Strange times in London. It is only five weeks since Prof Neil Ferguson of Imperial College was forced to resign from the British government’s SAGE committee after it was revealed that he had twice broken lockdown by entertaining his married lover at his home. Yet twice in the past two weeks, Professor Lockdown, as he is now known across the world, has been back to give evidence before parliamentary committees, last week with the House of Lords and today with the Commons select committee on science in Westminster.
And boy did he make best use of the opportunity. He told Members of Parliament:
‘The epidemic was doubling every three to four days before lockdown interventions were introduced. So had we introduced lockdown measures a week earlier, we would have reduced the final death toll by at least a half.’
To be fair to Ferguson he did then go on to admit that he had no proper scientific basis for making this claim.
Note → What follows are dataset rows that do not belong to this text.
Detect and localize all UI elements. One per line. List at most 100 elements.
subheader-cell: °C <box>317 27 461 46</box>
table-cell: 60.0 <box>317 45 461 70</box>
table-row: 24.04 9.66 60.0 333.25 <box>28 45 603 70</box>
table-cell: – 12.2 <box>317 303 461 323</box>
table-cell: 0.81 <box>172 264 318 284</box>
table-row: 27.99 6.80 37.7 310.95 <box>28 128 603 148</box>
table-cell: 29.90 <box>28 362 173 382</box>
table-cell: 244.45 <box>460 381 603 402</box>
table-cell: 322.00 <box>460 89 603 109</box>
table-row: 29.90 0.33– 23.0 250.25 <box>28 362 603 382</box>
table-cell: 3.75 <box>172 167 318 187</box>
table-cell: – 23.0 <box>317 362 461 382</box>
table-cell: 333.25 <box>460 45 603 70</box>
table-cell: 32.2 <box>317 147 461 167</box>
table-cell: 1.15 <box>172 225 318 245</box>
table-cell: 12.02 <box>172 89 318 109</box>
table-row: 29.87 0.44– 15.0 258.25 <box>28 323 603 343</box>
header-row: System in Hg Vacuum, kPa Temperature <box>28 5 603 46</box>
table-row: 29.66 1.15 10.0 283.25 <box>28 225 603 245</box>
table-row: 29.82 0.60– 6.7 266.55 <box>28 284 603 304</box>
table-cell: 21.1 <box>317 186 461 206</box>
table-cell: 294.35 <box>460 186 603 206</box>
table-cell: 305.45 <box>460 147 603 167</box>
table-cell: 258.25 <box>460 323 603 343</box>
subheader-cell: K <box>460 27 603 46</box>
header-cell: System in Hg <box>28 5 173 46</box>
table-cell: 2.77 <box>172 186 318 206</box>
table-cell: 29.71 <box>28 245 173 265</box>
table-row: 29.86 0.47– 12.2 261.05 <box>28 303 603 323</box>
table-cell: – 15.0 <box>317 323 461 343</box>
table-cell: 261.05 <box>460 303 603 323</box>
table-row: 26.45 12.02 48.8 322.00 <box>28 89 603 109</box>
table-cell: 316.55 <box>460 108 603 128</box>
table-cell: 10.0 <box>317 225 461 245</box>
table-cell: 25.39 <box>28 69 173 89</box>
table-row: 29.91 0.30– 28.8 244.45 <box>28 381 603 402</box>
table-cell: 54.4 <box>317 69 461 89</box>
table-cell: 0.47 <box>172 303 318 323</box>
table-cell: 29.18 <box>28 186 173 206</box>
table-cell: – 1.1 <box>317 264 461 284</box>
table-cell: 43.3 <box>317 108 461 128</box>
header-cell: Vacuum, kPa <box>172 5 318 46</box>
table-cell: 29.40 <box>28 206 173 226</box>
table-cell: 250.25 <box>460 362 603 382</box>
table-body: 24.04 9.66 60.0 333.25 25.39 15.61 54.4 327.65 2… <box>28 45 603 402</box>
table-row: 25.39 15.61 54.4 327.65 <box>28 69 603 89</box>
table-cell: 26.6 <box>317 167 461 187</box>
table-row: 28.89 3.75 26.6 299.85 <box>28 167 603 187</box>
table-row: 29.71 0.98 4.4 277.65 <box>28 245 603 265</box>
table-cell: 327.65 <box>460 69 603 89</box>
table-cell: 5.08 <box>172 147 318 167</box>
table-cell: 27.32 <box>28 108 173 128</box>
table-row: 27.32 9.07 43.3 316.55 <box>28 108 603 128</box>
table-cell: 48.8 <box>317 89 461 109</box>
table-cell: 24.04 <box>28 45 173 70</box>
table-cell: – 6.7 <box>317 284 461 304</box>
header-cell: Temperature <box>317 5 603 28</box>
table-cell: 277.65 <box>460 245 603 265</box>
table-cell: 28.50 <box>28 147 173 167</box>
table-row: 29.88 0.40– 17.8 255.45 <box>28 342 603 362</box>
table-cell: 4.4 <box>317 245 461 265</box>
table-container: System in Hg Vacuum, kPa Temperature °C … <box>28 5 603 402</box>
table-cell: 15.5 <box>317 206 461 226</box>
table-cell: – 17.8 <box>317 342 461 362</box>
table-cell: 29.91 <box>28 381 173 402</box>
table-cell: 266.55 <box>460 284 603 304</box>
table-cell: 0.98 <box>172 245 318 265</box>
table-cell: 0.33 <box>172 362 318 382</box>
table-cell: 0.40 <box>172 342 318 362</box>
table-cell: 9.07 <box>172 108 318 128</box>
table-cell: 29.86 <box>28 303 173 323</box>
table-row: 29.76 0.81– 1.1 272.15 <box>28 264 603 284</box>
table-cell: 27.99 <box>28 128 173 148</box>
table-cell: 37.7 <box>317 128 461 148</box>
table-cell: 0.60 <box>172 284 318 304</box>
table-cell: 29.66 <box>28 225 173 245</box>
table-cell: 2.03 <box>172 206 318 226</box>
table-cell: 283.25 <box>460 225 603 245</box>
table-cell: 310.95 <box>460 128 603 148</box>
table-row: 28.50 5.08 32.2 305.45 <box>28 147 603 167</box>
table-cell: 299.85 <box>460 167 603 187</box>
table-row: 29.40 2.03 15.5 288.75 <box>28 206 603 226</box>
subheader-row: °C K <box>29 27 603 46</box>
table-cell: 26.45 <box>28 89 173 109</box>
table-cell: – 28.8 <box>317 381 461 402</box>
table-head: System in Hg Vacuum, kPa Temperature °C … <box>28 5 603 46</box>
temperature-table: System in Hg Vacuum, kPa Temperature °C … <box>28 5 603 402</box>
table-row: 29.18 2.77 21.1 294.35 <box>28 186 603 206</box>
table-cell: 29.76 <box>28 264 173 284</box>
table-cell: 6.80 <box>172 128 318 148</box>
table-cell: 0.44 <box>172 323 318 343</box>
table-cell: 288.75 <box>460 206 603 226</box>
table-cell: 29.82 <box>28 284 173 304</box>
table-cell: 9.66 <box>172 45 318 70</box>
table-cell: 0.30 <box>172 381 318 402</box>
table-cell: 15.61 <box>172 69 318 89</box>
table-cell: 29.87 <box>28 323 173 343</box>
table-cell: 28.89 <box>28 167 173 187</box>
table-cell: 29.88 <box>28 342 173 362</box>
It was not an analysis which has been published in a scientific journal and peer-reviewed (for that matter his original paper of March 16, which persuaded the government to change course and, a week later, go into lockdown, still hasn’t been peer-reviewed either). He went on to tell the committee:
‘Whilst I think the measures, given what we knew about this virus then, in terms of its transmission and its lethality, were warranted, I’m second guessing at this point, certainly had we introduced them earlier we would have seen many fewer deaths.’
Some might say that is first-guessing rather then second-guessing, but never mind. What I suspect Ferguson will also have been able to guess was how his comments would be reported. At a government press conference an hour and a half later, the BBC’s Laura Kuenssberg and Sky News’s Beth Rigby both laid into Boris Johnson, the UK Prime Minister. They made out that Ferguson’s remarks were now scientific fact, and asked if he now regretted causing the deaths of 25,000 people by delaying lockdown for a week. Boris Johnson referred the question to the Chief Scientific Adviser and Chief Medical Officer who both said it was too early to be making judgments on what would have been the best course of action at the beginning of the epidemic.
Why does Ferguson — a man who has been horrendously wrong while making predictions in the past, on swine flu, avian flu, BSE and so on — have such a grip on the media? If Britain’s broadcast journalists were prepared to widen their scientific reading just a little they might have come across an alternative piece of modeling, by Simon Wood at Bristol University, which concluded that the peak of infection in Britain had occurred a week before lockdown and was in steep decline on the day that we all were all told to shelter in our homes.
I haven’t, I have to admit, listened to every minute of the BBC’s output on COVID-19, but, funny enough, I haven’t heard that study covered. If it is correct — and I am not saying it is; it is just one more piece of modeling in a crowded field of studies which have pointed in all kinds of directions) it would suggest that lockdown might not have been necessary at all.
Not to be outdone, Channel 4 News this evening uncovered an even more hyperbolic study from Imperial College, by Prof Steven Riley of the Faculty of Medicine, School of Public Health. This was apparently submitted to SPI-M, a sub-committee of SAGE on March 9, and claimed that unless lockdown was imposed the NHS would be overwhelmed and there could be 1.7 million deaths — more than three times Prof Ferguson’s estimate of 500,000.
Again, Channel 4 presented the Riley paper as if it were scientific fact, and did not even subject it to a basic critical analysis: 1.7 million deaths would amount to an infection fatality rate of at least 2.6 percent (assuming everyone in the country caught the disease) and 3.2 percent (if 8 in every 10 people caught it). That is way higher than has been measured anywhere.
So why is Channel 4 News dragging up an old paper and not even asking basic questions about it? All through the COVID-19 crisis we have been poorly served by broadcasters, who have leapt on every hyperbolic paper or statement by Imperial College without looking more widely at the scientific evidence. That wider evidence varies massively and shows just how uncertain the forecasts have been — making it hugely difficult for the government, which must balance all kinds of interests. As the Prime Minister said at today’s briefing, it is too early — midway through the epidemic — to be able to work out what would have been the best course of action. This is going to take a lot more than a few words from Neil Ferguson.